La Compagnie Jusqu’à l’Aube porte les projets du metteur en scène bordelais Nicolas Dubreuil. Pour créer ses spectacles, il revendique une démarche collective de création et une dramaturgie plurielle en s’entourant d’une équipe artistique pluridisciplinaire (auteur·e·s, acteur·trice·s, danseur·euse·s, musiciens·ne·s, plasticiens·ne·s, éclairagistes). En parallèle de ses créations, Nicolas développe un travail de proximité avec les publics, imaginant des projets de médiation et accompagnant la pratique amateur sous toutes ses formes. La Compagnie Jusqu'à l'Aube est adhérente de l'Iddac, de Théâtre Éducation Aquitaine, du Syndicat du Spectacle Vivant - Synavi et du Studio Théâtre 71.

"Condamnés à expliquer le mystère de leur vie, les hommes ont inventé le théâtre". Louis Jouvet

 

J’aime le théâtre. Sans doute parce qu’il permet de ressentir toutes la palette des émotions humaines le temps d’un instant. Sans doute aussi parce qu’il a cette capacité de sublimer la vie et de révéler avec humour et poésie toute la complexité de notre monde.

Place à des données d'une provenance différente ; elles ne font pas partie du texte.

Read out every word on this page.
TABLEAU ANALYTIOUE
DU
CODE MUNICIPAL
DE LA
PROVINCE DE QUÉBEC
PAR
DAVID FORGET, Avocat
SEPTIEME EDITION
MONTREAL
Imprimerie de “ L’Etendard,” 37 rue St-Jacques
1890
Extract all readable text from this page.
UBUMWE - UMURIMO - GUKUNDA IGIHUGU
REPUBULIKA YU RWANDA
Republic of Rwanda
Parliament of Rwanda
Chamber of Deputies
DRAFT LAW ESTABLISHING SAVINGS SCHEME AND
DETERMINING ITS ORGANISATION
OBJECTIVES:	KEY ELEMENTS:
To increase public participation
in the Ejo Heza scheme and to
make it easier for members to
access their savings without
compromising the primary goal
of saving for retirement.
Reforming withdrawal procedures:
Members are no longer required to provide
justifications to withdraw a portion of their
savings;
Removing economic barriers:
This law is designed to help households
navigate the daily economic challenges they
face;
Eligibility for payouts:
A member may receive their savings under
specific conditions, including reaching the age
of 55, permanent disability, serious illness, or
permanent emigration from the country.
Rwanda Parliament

Sans doute parce qu’il fait le lien entre l'universel et le singulier, l'infiniment grand et l'infiniment petit. 

Pour créer un spectacle, je pars toujours d’une histoire qui me touche, d’un texte que j’ai lu, d’une histoire entendue, d’une réflexion insensée sur notre paradoxale humanité. Puis je réunis l'équipe et on va au plateau. On cherche et on se nourrit de tout : autant des expériences personnelles de chacun·e que des paroles récoltées auprès du public. Je revendique une dramaturgie plurielle car j’aime croiser les regards et pratiques artistiques : le texte et la langue, la scénographie et les arts plastiques, le corps et son mouvement. Tout m’inspire : un geste, un bout de texte, un trait de crayon, une esquisse de décor, un filet de lumière, quelques notes de musique. Et à chaque fois que quelque chose me touche (sans vraiment savoir pourquoi), je le note, l’enregistre, l’inscris dans ma mémoire. Et au fil des répétitions, avec l’aide de tou·te·s les artistes qui oeuvrent à la création, je cherche comment tous ces petits instantanées de vie peuvent cohabiter sur scène et s’imbriquer pour écrire la fiction.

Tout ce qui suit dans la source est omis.